Published December 4, 2014
Bilal Tanweer. – Photo credit: youlinmagazine.com
Bilal Tanweer. – Photo credit: youlinmagazine.com

LAHORE: Writer and translator Bilal Tanweer has won the 2014 Shakti Bhatt First Book Prize for his novel “The Scatter Here Is Too Great”. This award is named after journalist Shakti Bhatt, who had passed away in 2007.

The judges for this year’s award were: authors Amit Chaudhuri, AatishTaseer and Mridula Koshy.

Mr Tanweer, who is an alumnus of the Lahore University of Management Sciences (LUMS), is also serving as visiting faculty member at LUMS Department of Humanities and Social Sciences, Mushtaq Ahmad Gurmani School of Humanities and Social Sciences.

The writer’s fiction, poetry and translations have appeared in various international magazines including Granta, Vallum, Critical Muslim, and Words Without Borders. He was one of Granta’s “New Voices for 2011” and one of the eleven recipients of the 2010 PEN Translation Fund Grant.

He holds an MFA in Writing (fiction) from the Columbia University for which he received a Fulbright Scholarship. He was also named an Honorary Fellow of the International Writing Programme at the University of Iowa.

Mr Tanweer’s debut novel “The Scatter Here is Too Great” was published in the Indian Subcontinent by Random House in December 2013. It was published in the UK (Jonathan Cape), US (Harper Collins) and France (Editions Grasset&Fasquelle) in 2014.

The book opens with a bomb going off at Cantonment Station in Karachi. There are dead bodies.

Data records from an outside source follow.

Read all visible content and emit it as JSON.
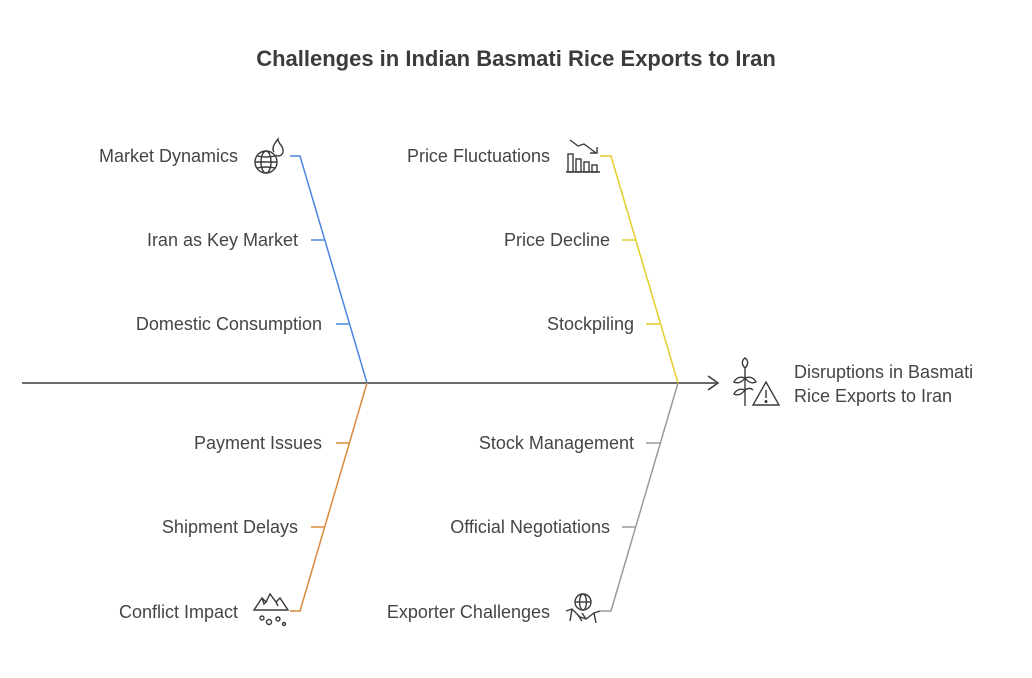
{
  "title": "Challenges in Indian Basmati Rice Exports to Iran",
  "effect": {
    "line1": "Disruptions in Basmati",
    "line2": "Rice Exports to Iran",
    "icon": "rice-warning-icon"
  },
  "categories": [
    {
      "id": "market",
      "name": "Market Dynamics",
      "icon": "globe-fire-icon",
      "color": "#4a86e0",
      "causes": [
        "Iran as Key Market",
        "Domestic Consumption"
      ]
    },
    {
      "id": "price",
      "name": "Price Fluctuations",
      "icon": "declining-chart-icon",
      "color": "#e2cf2a",
      "causes": [
        "Price Decline",
        "Stockpiling"
      ]
    },
    {
      "id": "conflict",
      "name": "Conflict Impact",
      "icon": "explosion-icon",
      "color": "#d98a3a",
      "causes": [
        "Payment Issues",
        "Shipment Delays"
      ]
    },
    {
      "id": "exporter",
      "name": "Exporter Challenges",
      "icon": "handshake-globe-icon",
      "color": "#9a9a9a",
      "causes": [
        "Stock Management",
        "Official Negotiations"
      ]
    }
  ],
  "spine_color": "#3a3a3a"
}
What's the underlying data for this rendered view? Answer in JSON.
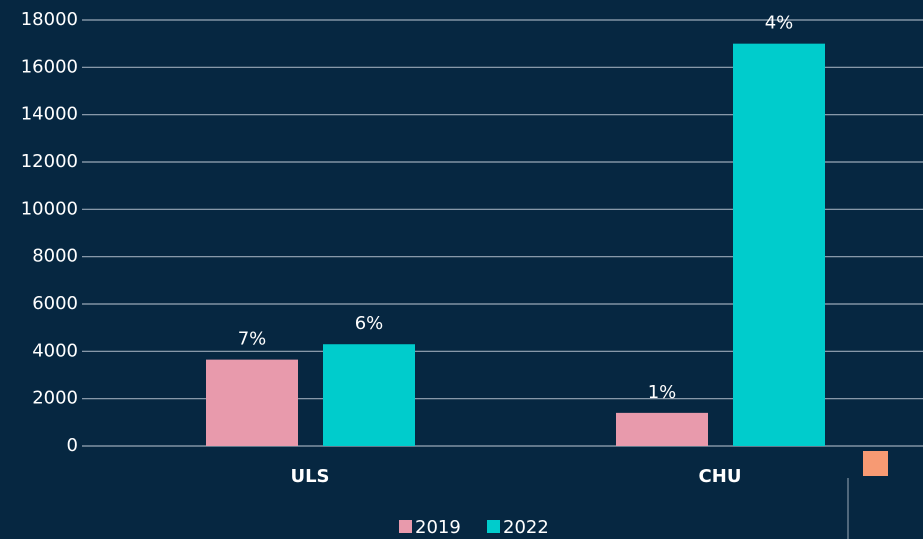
{
  "chart_data": {
    "type": "bar",
    "categories": [
      "ULS",
      "CHU"
    ],
    "series": [
      {
        "name": "2019",
        "color": "#e89aac",
        "values": [
          3650,
          1400
        ],
        "labels": [
          "7%",
          "1%"
        ]
      },
      {
        "name": "2022",
        "color": "#00cccc",
        "values": [
          4300,
          17000
        ],
        "labels": [
          "6%",
          "4%"
        ]
      }
    ],
    "ylim": [
      0,
      18000
    ],
    "yticks": [
      0,
      2000,
      4000,
      6000,
      8000,
      10000,
      12000,
      14000,
      16000,
      18000
    ],
    "grid": true,
    "legend": "bottom"
  }
}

It is the end of the world for some, while for others, it is another day in the city.

The novel takes a sweep in time and space and the vastness of Karachi to examine a host of characters: an old communist poet, Comrade Sukhansaz, who goes missing after the bomb blast; a girl’s heart breaks for love lost; a father must confront the tangle of relationships he has avoided for many years; an ambulance driver sees two strange men roaming the streets that nobody else seems to have noticed.

Among the survivors of the explosion, a writer tries to make sense of it all. He tries to gather the scatter, trying to claim everything that is broken and beautiful to him in the city.